Художник не ответил. С невольной завистью смотрел на новое создание скульптора.
Могучее лицо дышало жизнью, мыслью, чувством: в сложном и глубоком его выражении ощущалась мощь Жана Вальжана, дикая любовь Квазимодо и образы «Тружеников моря».
Глаз нельзя было отвести от этого содержательного, гениального лица. Внезапно всплыли те волнующие переживания, которые когда-то давно, в юные годы, испытал он за чтением «Собора Парижской богоматери» и «Истории одного преступления».

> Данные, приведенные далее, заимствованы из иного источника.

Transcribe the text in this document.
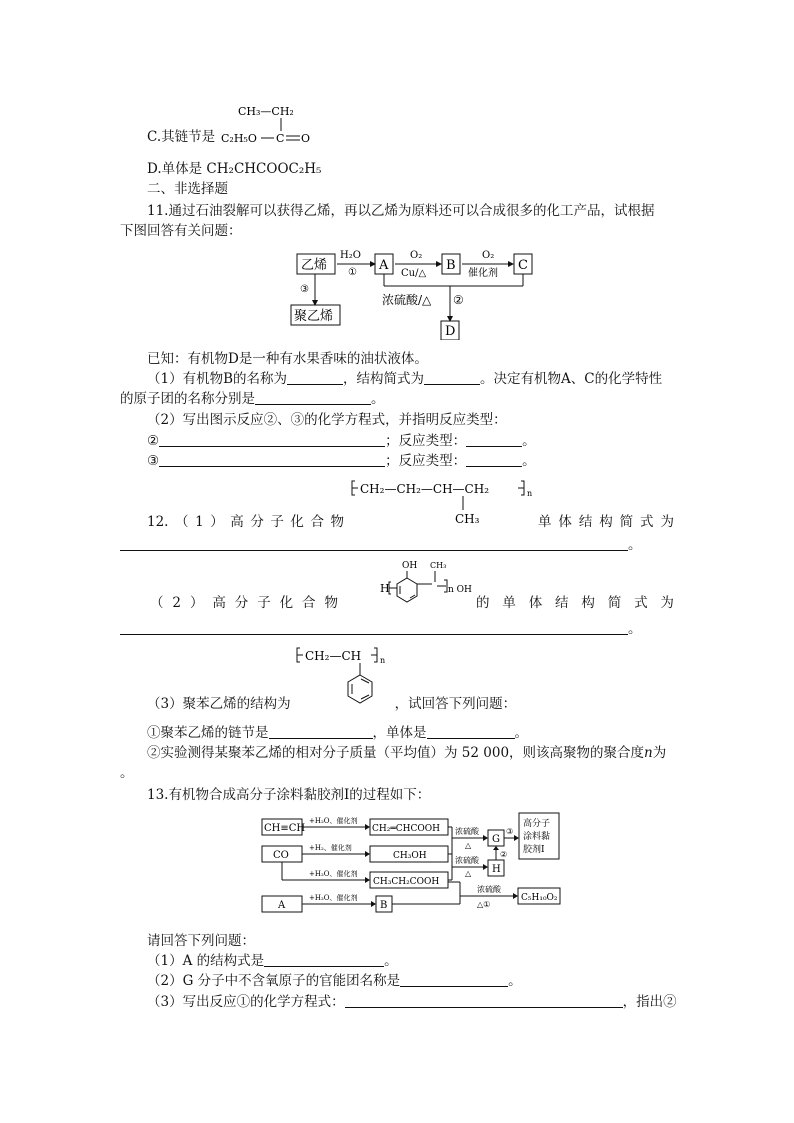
C.其链节是
CH₃—CH₂
C₂H₅O C O
D.单体是 CH₂CHCOOC₂H₅
二、非选择题
11.通过石油裂解可以获得乙烯，再以乙烯为原料还可以合成很多的化工产品，试根据
下图回答有关问题：
乙烯
H₂O
① A
O₂
Cu/△
B
O₂
催化剂
C
浓硫酸/△ ②
D
③
聚乙烯
已知：有机物D是一种有水果香味的油状液体。
（1）有机物B的名称为	，结构简式为	。决定有机物A、C的化学特性
的原子团的名称分别是	。
（2）写出图示反应②、③的化学方程式，并指明反应类型：
②	；反应类型：	。
③	；反应类型：	。
CH₂—CH₂—CH—CH₂	n
CH₃
12. （ 1 ） 高 分 子 化 合 物	单 体 结 构 简 式 为
。
OH CH₃
H	n OH
（ 2 ） 高 分 子 化 合 物	的 单 体 结 构 简 式 为
。
CH₂—CH n
（3）聚苯乙烯的结构为	，试回答下列问题：
①聚苯乙烯的链节是	，单体是	。
②实验测得某聚苯乙烯的相对分子质量（平均值）为 52 000，则该高聚物的聚合度n为
。
13.有机物合成高分子涂料黏胶剂Ⅰ的过程如下：
CH≡CH
CO
A
+H₂O、催化剂
+H₂、催化剂
+H₂O、催化剂
+H₂O、催化剂
CH₂═CHCOOH
CH₃OH
CH₃CH₂COOH
B
浓硫酸
△
G
③
高分子
涂料黏
胶剂Ⅰ
浓硫酸
△ H
②
浓硫酸
△①
C₅H₁₀O₂
请回答下列问题：
（1）A 的结构式是	。
（2）G 分子中不含氧原子的官能团名称是	。
（3）写出反应①的化学方程式：	，指出②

— Да, хорошо, — сказал он со вздохом. — Это лучшее из всего, что ты сделал до сих пор.
Птица поморгал глазами.
— Я ночи не спал, когда думал о нем. Вложил в него все, что у меня накопилось здесь!.. — Скульптор постучал себя по крепкой и круглой груди. — Сэр! — продолжал он. — Ты с начала революции сидел там, на своей Волге, и, конечно, понятия не имеешь о том, что здесь затевается. Ко дню годовщины в Москве будет воздвигнуто триста памятников писателям, поэтам и героям революционного движения во всем мире. Триста! Это, брат, крыть нечем. Жаль только, что большинство заказов получили футуристы: народ все такой, понимаешь ли, — а-про-по, шан-тро-па, а-ля-фуршет, ам-по-ше — и поминай как звали! Но все-таки будут работы и настоящих мастеров. Большевики на это денег не жалеют. Триста тысяч чистыми за Гюго получу, если только к сроку успею отлить. А на днях ведро спирту на обмывку глины пришлют, чтобы не трескалась.